如何使用对象的内部引用克隆/深度复制 Python 3.x 字典

How to clone / deepcopy Python 3.x dict with internal references to the objects

我有以下问题。假设我们有 class A 和 class B:

class A:

    def clone(self):

        return self.__class__()

class B:

    def __init__(self, ref):

        self.ref = ref

    def clone(self):

        return self.__class__(
            ref = self.ref
        )

我还有一个 class 在 dict 之后继承,叫做 Holder.

class Holder(dict):

    def clone(self):

        return self.__class__(
            {k: v.clone() for k, v in self.items()}
        )

现在我想要的是使用我的 clone() 函数以某种方式复制整个 dict(值已经放在里面),这样引用就不会搞砸了。

这里有一些代码可以阐明我想要的行为:

original = Holder()
original['a'] = A()
original['b'] = B(original['a'])  # here we create B object 
                                  # with reference to A object

assert original['a'] is original['b'].ref  # reference is working

copy = original.clone()  # we clone our dict

assert copy['a'] is copy['b'].ref  # reference is not working like I want
                                   # copy['b'].ref points to old original['b']

assert original['a'] is not copy['a']
assert original['b'] is not copy['b']
assert original['b'].ref is not copy['b'].ref

下面是问题的一些背景:

Let's say that I have a class called MyClass and metaclass called MyClassMeta.

I want to supply the __prepare__ function of MyClassMeta with my own dict that will be the instance of class called Holder.
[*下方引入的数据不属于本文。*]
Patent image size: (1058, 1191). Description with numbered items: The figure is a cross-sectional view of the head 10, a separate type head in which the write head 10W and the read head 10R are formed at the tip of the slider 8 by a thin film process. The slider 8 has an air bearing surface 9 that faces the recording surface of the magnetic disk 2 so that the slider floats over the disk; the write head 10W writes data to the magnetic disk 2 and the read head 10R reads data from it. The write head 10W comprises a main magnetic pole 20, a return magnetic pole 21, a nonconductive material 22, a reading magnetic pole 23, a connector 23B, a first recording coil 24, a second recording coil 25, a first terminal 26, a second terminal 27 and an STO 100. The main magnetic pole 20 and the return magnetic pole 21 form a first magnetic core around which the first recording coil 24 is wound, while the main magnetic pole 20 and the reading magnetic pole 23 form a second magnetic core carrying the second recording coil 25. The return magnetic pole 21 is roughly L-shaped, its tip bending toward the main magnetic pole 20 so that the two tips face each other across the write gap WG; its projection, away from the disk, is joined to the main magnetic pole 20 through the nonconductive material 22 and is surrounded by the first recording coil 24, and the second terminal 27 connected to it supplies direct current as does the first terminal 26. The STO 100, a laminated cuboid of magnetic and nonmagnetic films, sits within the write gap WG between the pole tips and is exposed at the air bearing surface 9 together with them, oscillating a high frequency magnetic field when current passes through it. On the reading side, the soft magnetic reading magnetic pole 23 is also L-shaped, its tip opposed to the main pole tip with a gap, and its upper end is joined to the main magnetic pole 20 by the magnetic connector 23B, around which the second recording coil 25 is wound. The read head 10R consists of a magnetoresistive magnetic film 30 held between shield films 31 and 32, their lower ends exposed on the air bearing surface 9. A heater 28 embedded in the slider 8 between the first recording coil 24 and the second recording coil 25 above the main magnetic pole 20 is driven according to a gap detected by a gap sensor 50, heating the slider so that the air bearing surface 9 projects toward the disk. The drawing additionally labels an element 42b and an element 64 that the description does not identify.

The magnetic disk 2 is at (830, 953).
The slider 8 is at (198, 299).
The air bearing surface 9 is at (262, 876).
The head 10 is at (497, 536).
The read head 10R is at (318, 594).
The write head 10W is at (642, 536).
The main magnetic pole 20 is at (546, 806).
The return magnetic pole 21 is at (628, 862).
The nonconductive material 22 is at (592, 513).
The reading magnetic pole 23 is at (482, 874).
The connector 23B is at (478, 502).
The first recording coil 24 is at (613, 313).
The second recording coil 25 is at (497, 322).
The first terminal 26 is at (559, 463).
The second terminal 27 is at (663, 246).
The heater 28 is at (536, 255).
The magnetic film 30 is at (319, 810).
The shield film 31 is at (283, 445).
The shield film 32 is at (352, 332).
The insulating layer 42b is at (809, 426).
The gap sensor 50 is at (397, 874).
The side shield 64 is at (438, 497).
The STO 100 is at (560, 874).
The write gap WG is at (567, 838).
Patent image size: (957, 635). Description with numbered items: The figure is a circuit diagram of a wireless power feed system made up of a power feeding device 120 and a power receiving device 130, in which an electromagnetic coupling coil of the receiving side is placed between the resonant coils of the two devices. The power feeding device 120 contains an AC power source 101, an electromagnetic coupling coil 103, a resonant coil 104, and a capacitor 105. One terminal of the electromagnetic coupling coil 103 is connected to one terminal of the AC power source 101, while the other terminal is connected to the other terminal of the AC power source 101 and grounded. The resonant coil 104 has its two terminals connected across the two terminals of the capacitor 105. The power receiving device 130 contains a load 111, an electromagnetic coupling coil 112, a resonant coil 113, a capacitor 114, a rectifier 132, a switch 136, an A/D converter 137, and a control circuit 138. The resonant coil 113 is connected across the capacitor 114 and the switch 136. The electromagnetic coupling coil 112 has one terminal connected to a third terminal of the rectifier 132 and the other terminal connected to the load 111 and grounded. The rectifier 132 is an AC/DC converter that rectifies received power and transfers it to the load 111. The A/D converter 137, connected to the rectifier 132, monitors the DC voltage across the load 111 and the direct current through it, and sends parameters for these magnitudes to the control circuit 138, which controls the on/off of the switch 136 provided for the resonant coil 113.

During the class creation I will be storing values of certain types to the internal dict of Holder instance (similarly to what EnumMeta does). Since the Holder instance will be filled with values during the class creation all instances of MyClass will be have a reference to the same object.

Now what I want is to have the separate copy per instance of my Holder. I thought that I can just copy/clone my object but the problem came up when I added object that referenced other object inside the same dict.

在 Python 中克隆自定义数据结构的正确方法是实现 __deepcopy__ 特殊方法。这就是 copy.deepcopy 函数调用的内容。

doc 中所述:

Two problems often exist with deep copy operations that don’t exist with shallow copy operations:

  • Recursive objects (compound objects that, directly or indirectly, contain a reference to themselves) may cause a recursive loop.
  • Because deep copy copies everything it may copy too much, such as data which is intended to be shared between copies. [This is the problem you are facing]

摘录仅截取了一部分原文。